The bike cuts a dashing figure with its slimmed and sculpted, but clearly muscular horizontally-opposed six cylinder engine, and one of the most significant changes is that it now has one throttle body for each cylinder, compared to it’s tourer sibling’s one on each bank of cylinders. There’s also a five LED headlight, with the lights arranged in a Y-shape, giving it an alien robot façade and with lots of matt-finished alloy, and a medusa-like tangle of three exhausts on each side, it really does look quite distinctive and nothing like anything that has been before it, from any manufacturer.
With Honda’s move to show a six cylinder machine at Tokyo, the trend is beginning to distinctly move towards six cylinder machinery on two-wheels. Suzuki’s six cylinder Stratosphere concept is not yet in production but isn’t far away, Benelli is apparently working on a V6 superbike, and rumours persist that BMW has a six cylinder touring machine in development.
The six cylinder configuration enjoyed a brief period of popularity in the seventies when Kawasaki built the humungously large Z1300 and Honda produced the delightfully balanced CBX, while Benelli added two cylinders to what was basically a Honda CB500 motor to produce the Benelli Sei. All ultimately failed in the market and Honda’s Gold Wing has been the only six cylinder machine on the market for some time.

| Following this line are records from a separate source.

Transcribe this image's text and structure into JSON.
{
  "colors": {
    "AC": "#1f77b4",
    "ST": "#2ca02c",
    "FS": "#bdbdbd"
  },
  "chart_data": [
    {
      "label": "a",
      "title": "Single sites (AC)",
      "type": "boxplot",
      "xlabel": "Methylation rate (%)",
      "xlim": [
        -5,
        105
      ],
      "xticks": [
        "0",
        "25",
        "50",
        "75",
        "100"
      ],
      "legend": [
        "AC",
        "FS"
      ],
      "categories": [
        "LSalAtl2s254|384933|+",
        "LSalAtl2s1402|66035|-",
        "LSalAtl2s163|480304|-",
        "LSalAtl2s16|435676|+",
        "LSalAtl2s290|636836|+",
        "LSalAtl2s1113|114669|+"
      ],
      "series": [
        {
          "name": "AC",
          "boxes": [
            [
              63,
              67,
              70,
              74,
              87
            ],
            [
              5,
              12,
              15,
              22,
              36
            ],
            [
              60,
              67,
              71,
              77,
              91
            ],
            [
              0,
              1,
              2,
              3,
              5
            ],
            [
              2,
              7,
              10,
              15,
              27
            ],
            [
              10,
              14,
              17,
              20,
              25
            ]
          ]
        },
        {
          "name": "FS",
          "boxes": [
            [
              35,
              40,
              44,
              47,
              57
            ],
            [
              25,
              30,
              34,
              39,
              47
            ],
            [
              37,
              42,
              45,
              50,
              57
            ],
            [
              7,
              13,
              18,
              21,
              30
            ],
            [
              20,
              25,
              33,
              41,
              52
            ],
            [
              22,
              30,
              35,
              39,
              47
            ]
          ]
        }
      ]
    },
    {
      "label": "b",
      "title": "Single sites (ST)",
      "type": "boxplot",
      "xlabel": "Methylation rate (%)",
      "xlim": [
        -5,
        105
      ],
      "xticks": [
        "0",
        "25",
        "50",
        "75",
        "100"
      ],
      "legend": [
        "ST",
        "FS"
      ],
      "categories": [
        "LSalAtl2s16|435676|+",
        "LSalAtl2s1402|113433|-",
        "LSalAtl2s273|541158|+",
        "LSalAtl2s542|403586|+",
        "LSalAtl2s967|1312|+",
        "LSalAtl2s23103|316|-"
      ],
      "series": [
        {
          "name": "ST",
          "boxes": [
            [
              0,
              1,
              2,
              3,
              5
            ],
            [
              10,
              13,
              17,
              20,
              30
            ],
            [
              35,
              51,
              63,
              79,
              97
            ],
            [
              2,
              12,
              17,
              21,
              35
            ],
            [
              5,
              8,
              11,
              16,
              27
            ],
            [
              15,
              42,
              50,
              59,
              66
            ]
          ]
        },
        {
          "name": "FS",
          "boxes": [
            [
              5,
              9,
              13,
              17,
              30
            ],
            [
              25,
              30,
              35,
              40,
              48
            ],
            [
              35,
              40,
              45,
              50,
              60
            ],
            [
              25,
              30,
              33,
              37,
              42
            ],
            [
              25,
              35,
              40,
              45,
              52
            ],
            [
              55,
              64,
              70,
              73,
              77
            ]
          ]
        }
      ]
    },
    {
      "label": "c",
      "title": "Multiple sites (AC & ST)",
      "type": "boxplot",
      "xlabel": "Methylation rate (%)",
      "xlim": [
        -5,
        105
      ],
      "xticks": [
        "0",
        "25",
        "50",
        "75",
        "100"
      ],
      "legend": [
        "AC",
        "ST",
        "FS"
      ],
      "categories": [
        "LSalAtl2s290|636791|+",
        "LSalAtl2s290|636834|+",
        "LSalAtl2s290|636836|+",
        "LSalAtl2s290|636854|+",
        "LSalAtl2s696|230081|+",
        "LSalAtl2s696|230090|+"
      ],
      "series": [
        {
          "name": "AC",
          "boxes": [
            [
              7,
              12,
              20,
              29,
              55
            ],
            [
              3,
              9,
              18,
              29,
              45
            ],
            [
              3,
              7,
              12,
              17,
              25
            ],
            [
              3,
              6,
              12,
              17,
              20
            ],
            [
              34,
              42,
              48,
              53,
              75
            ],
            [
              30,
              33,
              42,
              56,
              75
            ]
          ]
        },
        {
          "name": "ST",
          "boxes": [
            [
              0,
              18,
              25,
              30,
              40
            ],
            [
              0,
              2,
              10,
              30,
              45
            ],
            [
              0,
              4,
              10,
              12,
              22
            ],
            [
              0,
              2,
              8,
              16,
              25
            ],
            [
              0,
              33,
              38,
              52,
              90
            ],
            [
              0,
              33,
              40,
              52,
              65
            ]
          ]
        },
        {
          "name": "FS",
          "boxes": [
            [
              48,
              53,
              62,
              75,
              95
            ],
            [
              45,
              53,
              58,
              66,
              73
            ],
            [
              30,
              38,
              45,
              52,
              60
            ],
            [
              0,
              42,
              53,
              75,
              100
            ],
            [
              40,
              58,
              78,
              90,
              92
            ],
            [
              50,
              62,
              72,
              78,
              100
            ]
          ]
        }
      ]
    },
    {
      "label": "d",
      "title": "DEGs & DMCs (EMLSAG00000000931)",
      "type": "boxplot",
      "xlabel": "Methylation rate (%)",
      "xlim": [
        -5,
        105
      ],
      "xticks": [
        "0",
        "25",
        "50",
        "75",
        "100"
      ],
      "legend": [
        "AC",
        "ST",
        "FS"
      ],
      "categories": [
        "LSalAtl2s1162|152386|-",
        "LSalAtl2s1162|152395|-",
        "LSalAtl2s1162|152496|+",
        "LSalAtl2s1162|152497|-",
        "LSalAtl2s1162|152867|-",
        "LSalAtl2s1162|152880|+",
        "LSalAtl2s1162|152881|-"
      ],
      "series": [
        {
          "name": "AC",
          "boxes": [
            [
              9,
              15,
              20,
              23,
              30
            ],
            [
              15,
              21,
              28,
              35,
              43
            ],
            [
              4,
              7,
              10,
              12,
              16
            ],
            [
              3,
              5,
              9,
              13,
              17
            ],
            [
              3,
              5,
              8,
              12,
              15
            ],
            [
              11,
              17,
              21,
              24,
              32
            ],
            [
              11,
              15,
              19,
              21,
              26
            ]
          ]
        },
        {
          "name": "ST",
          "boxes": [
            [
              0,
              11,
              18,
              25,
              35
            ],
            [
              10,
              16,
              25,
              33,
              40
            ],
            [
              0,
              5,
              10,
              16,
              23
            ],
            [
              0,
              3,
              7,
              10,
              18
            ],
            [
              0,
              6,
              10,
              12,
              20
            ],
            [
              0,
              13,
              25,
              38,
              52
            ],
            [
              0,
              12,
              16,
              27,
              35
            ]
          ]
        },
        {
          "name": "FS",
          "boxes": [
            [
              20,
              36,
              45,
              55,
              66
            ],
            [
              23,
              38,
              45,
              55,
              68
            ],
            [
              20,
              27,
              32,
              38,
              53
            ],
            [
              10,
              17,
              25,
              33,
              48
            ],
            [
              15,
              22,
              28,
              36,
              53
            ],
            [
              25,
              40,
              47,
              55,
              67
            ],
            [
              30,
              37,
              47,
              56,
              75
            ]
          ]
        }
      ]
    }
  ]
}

Several other machines are slated to go on show with the EVO6 in Tokyo, including two variations on an air-cooled CB1100R machine with distinctly retro styling - one harking back to the endurance racers of a quarter century ago, and the other somewhere between the original CB750 of 1969 (the original superbike) and the CB400 which launched a thousand racing careers. There's also an all-new Forza Z scooter, though no details have been released.